The Reversal
- Author: Michael Connelly
- Language: English
- Series: Mickey Haller, #3
- Genre: Crime fiction, mystery
- Publisher: Little, Brown
- Publication place: United States
- Published in English: 2010
- Media type: Print (hardback)
- Pages: 389
- ISBN: 978-0-316-06948-9
- Preceded by: The Brass Verdict
- Followed by: The Fifth Witness

= The Reversal =

Third novel about Mickey Haller by Michael Connelly

The Reversal is the 22nd novel by American author Michael Connelly and features the third major appearance of Los Angeles criminal defense attorney Michael "Mickey" Haller. Connelly introduced Haller in his bestselling 2005 novel The Lincoln Lawyer and then paired him with LAPD detective Harry Bosch, his half-brother, in 2008's The Brass Verdict. In 2009's 9 Dragons, Haller was a secondary character as Bosch's personal lawyer. The Reversal was published in the United States on October 5, 2010.

==Plot summary==
Mickey Haller, who has become increasingly frustrated in his role as a defense lawyer, agrees to undertake the prosecution role on behalf of the city of Los Angeles in the retrial of convicted kidnapper and killer Jason Jessup. Haller's one condition before accepting the task is that he is permitted to choose his own team; he chooses his ex-wife Maggie McPherson as his co-prosecutor, and his half-brother Harry Bosch as his investigator from the LAPD. The prosecution's case rests largely on the testimony of Sarah Gleason, the elder sister of the victim, Melissa Landy.

The body of 12-year-old Melissa was discovered in 1986, discarded in a dumpster, only a few hours after she was reported missing. Unbeknownst to the killer, her older sister Sarah had been hiding in the garden and had witnessed her abduction.

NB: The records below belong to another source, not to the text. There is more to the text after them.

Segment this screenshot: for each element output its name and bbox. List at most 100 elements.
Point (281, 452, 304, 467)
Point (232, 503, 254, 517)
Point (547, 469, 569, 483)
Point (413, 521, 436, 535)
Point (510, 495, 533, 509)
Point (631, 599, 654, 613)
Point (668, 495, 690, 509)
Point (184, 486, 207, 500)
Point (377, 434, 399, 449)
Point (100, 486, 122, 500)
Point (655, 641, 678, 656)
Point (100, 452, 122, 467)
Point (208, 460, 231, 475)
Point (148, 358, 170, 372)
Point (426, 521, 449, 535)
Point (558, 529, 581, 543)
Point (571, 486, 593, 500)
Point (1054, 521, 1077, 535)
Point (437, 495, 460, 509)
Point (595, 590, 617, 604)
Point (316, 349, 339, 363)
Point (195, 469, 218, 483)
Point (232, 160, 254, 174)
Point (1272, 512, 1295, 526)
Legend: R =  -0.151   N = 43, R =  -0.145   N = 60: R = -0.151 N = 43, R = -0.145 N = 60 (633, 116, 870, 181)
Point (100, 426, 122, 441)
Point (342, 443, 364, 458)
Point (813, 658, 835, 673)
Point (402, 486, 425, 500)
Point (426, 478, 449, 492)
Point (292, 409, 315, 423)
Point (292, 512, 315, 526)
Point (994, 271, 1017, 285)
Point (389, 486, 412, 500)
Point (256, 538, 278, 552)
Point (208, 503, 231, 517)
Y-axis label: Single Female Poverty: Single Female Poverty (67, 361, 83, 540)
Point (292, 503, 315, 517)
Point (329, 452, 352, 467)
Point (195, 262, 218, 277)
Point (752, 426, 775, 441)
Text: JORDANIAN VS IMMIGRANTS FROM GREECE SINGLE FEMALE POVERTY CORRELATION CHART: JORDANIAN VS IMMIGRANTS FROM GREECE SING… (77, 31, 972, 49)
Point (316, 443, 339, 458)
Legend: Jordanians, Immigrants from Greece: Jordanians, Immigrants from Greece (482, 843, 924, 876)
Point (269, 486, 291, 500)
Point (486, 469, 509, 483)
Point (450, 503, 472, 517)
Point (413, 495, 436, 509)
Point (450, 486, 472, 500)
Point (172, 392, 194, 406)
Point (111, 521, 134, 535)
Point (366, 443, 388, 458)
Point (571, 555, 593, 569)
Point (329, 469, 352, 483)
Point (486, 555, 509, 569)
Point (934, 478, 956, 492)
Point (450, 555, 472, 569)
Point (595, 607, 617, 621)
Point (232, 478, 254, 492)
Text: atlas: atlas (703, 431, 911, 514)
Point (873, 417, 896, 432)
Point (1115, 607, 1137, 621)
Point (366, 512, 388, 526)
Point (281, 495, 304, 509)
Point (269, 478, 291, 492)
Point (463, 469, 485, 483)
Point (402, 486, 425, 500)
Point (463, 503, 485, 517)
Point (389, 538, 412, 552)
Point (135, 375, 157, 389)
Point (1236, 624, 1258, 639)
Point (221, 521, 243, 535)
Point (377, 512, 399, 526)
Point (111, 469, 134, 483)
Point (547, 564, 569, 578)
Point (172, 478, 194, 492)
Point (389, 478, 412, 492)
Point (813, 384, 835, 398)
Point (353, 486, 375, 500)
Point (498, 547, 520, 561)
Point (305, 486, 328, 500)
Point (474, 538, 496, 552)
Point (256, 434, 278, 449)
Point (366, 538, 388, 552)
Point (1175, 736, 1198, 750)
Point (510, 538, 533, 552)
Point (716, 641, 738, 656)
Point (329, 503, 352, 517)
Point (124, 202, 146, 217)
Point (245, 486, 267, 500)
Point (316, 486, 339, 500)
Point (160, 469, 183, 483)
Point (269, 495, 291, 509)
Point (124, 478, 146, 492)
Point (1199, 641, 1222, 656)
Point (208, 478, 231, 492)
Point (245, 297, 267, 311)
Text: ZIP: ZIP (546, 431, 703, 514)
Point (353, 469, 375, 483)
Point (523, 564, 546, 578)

On the day of the murder, she identified Jessup, a tow truck driver, as the man who snatched Melissa from the garden. Thus, Sarah's testimony is essential for establishing the quick police focus on Jessup. However, DNA evidence subsequently showed that semen stains found on the dress Melissa was wearing, which could not be definitely matched at the time, came not from Jessup but from the girls' stepfather.

Jessup's defense counsel, "Clever Clive" Royce, mounts a media campaign for his client, and it becomes clear that his main motivation is obtaining a sizable compensation payout from the state. Haller's response is to allow bail and have Jessup tailed by police in the hope that he will return to his old habits and provide additional support for the prosecution case. Jessup is soon seen visiting various mountain trails in the Mulholland area, and on one occasion parks his car outside Bosch's house at night. Bosch and Haller, both concerned for their own teenage daughters' safety, theorize that Jessup is a serial killer but are unable to investigate fully for fear of blowing the police's cover.

Legal procedures require that the jury is kept ignorant of Jessup's post-conviction history. Testimony given in the original trial, where the witness is no longer available because of death or infirmity, has to be read aloud to the jury by Bosch, but the key to the case is still Sarah's account. During direct examination, Sarah admits that the dress Melissa was wearing was actually hers and that her stepfather was raping her, which accounted for the semen stains.

Jessup's defense focuses on presenting the stepfather as the real killer and Jessup as a victim of the family's lies. To undermine Sarah's testimony, because of her history of drug use and prostitution after her sister's murder (though she has since been rehabilitated), Haller concludes that Royce must have a witness who will claim that Sarah had told a different story during her "lost years." Bosch then traces Sarah's junkie ex-lover, Eddie Roman, and finds that he has disappeared, presumably to testify against Sarah. Locating prostitute Sonia Reyes, whose pimp is Roman, Bosch persuades her to enter the courtroom at a crucial moment in Roman's testimony. This causes Roman to alter his testimony and effectively destroys the defense's case.

While anticipating a plea bargain offer from the defense team during a lunch break, Bosch and Haller instead learn that Jessup entered Royce's offices with a gun and killed him, two of his legal team and a policeman. Jessup is now at large, but the police surround and kill him at a hideout under the Santa Monica Pier that had been discovered by Bosch as a result of the police surveillance operation.